Déclarer forfait pour mieux revenir

Milan Popovic

Je dois accepter, accepter de m’écouter, accepter un changement de priorité, accepter de percevoir mon corps fatigué, accepter que la vie a décidé de me faire bifurquer, accepter que c’est ainsi, accepter que cette belle expérience de demi-marathon sera pour une autre année. Je ne voulais pas voir les symptômes, je n’écoutais pas les signes qui pourtant me réclamaient de ralentir, je ne voyais pas l’évidence. Alors la vie s’est organisée pour que je comprenne, grande sage qu’elle est.

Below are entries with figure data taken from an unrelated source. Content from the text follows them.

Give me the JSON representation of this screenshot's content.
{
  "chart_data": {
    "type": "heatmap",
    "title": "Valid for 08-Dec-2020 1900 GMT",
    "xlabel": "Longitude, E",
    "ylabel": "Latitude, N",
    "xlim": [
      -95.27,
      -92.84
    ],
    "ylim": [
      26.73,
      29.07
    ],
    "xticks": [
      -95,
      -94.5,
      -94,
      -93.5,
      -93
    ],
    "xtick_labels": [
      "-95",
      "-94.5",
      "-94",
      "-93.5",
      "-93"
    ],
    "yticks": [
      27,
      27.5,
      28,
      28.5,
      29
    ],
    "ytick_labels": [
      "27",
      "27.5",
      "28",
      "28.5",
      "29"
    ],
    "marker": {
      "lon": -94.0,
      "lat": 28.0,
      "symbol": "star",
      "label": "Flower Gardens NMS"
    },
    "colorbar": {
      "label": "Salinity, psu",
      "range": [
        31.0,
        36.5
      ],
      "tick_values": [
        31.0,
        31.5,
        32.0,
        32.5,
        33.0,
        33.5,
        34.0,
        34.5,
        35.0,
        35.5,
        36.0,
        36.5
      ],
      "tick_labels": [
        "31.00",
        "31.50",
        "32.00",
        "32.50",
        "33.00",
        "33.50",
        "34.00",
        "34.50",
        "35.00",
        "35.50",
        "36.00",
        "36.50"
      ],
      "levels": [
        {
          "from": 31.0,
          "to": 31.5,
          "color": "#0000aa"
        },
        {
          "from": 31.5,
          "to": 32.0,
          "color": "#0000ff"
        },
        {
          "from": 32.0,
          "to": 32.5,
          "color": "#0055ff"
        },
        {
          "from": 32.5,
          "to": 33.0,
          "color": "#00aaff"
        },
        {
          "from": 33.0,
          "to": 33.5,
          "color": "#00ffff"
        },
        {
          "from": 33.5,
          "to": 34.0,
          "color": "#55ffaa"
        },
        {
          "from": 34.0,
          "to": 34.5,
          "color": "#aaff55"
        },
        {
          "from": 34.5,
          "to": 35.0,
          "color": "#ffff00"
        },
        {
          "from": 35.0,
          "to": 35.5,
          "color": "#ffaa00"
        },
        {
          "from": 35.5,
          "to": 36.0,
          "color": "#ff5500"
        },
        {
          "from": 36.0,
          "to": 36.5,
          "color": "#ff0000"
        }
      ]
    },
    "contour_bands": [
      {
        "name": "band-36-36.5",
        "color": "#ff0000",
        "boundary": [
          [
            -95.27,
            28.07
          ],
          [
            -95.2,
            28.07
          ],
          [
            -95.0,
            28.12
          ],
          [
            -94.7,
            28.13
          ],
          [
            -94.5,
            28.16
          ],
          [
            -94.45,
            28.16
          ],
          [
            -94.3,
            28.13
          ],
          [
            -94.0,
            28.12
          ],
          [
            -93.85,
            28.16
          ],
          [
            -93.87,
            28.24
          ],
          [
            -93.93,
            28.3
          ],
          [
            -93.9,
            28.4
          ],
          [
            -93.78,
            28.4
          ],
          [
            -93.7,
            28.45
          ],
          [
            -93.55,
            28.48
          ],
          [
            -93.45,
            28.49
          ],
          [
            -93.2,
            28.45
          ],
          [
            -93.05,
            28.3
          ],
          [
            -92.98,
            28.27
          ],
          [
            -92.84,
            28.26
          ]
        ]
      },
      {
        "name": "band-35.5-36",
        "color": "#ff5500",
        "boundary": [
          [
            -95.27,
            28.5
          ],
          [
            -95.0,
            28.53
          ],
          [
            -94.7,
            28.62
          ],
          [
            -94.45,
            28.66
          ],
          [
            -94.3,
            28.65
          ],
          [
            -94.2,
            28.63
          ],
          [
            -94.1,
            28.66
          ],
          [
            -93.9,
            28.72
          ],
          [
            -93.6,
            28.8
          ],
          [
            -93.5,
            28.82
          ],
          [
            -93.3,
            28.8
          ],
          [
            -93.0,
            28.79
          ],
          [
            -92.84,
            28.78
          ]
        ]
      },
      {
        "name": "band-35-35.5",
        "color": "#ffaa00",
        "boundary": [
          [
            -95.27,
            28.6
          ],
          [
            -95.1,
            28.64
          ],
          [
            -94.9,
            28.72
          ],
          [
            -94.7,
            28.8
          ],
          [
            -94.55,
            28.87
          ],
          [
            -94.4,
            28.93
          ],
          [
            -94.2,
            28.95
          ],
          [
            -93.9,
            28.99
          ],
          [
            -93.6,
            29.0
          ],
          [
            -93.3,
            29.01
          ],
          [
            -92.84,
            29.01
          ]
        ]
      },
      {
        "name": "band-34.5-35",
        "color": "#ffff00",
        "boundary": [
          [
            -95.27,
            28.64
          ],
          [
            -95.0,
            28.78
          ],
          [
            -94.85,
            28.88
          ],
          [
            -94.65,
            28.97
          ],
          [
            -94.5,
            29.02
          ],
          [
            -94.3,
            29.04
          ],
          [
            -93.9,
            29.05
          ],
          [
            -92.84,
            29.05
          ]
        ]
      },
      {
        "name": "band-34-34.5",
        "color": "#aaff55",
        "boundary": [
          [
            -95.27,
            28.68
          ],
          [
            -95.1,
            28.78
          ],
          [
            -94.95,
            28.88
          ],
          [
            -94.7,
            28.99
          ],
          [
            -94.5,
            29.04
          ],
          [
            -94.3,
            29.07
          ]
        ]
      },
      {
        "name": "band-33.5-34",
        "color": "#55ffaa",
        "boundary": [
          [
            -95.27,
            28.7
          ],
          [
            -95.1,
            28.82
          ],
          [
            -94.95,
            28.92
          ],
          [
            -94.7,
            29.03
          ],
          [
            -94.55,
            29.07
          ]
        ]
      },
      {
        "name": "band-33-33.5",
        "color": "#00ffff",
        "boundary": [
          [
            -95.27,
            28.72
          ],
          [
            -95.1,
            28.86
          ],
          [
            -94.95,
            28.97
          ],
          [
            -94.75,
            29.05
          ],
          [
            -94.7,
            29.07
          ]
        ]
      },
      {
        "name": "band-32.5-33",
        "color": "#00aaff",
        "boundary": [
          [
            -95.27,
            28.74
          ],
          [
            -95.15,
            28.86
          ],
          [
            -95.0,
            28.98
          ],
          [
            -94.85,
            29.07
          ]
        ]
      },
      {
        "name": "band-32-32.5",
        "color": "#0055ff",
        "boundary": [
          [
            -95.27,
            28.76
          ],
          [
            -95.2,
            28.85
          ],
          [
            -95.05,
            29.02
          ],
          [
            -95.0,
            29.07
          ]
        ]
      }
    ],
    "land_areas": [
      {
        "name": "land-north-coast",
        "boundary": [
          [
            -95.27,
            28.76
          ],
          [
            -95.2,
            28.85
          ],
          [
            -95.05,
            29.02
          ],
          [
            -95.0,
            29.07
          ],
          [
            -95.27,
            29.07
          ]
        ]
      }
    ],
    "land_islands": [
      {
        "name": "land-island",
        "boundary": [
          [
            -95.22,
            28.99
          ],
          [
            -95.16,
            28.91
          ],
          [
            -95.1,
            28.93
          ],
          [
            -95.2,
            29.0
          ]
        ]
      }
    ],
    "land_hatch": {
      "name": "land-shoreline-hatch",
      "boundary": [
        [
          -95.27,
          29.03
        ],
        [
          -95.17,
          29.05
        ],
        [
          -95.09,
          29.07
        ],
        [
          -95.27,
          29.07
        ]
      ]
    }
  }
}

Je sais pourtant que, quoi que je fasse, ce qui doit arriver finira toujours par survenir, que j’ai beau me voiler la face, j’ai beau penser que je peux déjouer le destin, qu’avec mon caractère, mon entêtement, ma persévérance et mon désir d’y arriver, je pourrai contrer les effets de la fatigue, l’accumulation des événements et leurs conséquences sur mon état. Mais non, ce n’est pas comme cela que ça fonctionne.

J’ai beau écrire sur ce blogue fréquemment d’être à l’écoute de soi, je suis moi aussi un cordonnier mal chaussé par moment. Je m’égare, je m’éloigne de mon ancrage, je dérive un peu. Heureusement, je suis mieux outillée aujourd’hui pour revenir à bon port, pour retrouver ma route. Mes antennes sont plus fines qu’avant, elles peuvent percevoir les subtilités auparavant ignorées. Et mon égo, lui aussi, apprend à me laisser gérer mes émotions, à ne pas me laisser envahir par la déception de l’abandon.

Certains me diront que ce n’est pas abandonner que de s’écouter mais quand on travaille aussi fort depuis des mois, quand on a consacré autant de temps et d’énergie à la préparation d’une seule journée et que celle-ci nous file entre les doigts, ça ne peut qu’être vu comme un abandon. Pourtant, déclarer forfait dans la situation actuelle est la meilleure chose à faire même si la décision m’a pris des semaines à prendre. Je le sens, au fond de mes tripes, que c’est ce qui doit être fait. Mais ma tête, elle, a encore cette date fatidique au calendrier, comme si tout avait été tellement axé sur cela que ça prendra un temps avant d’assimiler le changement de cap.

C’est ainsi et c’est correct, je le sais. Je suis déçue, bien sûr, mais je sais que j’ai à apprendre de cette expérience, que cet apprentissage sur l’écoute de mon état me fera grandir et me sera très utile dans le futur. Ce n’est que partie remise, j’ai acquis une belle force et j’ai bénéficié de tous ces efforts. Je l’ai souvent dit, la course pour moi, c’est mon médicament, mon traitement naturel. Jamais je n’arrêterai, seul l’objectif change, se transforme.

Une fois la pilule de cet abandon avalée, digérée, j’ai compris que mon corps se sent soulagé, que la pression retombe et que je peux respirer, prendre le temps de me remettre sur pied et sentir les bienfaits de cet entraînement rigoureux des derniers mois. Comme je l’écrivais hier, ce n’est pas la destination qui compte, c’est le chemin pour s’y rendre qui importe. Et ce chemin que j’ai parcouru, il demeurera toujours, il n’est pas effacé par l’annulation de ma course officielle.

Je sais que demain, quand je chausserai mes souliers et foulerai le bitume, je courrai avec légèreté, fierté et pur plaisir. Sans plan formel, sans visée précise, sans programme minuté. Je mettrai un pied devant l’autre en humant l’air, en ne pensant à rien d’autre que mon bonheur du moment. Et c’est ça qui m’a fait me remettre à la course, c’est ça ma médaille à moi. Sentir mon corps se mouvoir sans effort, sentir l’air entrer dans mes poumons à grandes bouffées, sentir mes jambes gambader… Déclarer forfait dans cette situation, au fond, c’est revenir à l’essentiel : le bien-être.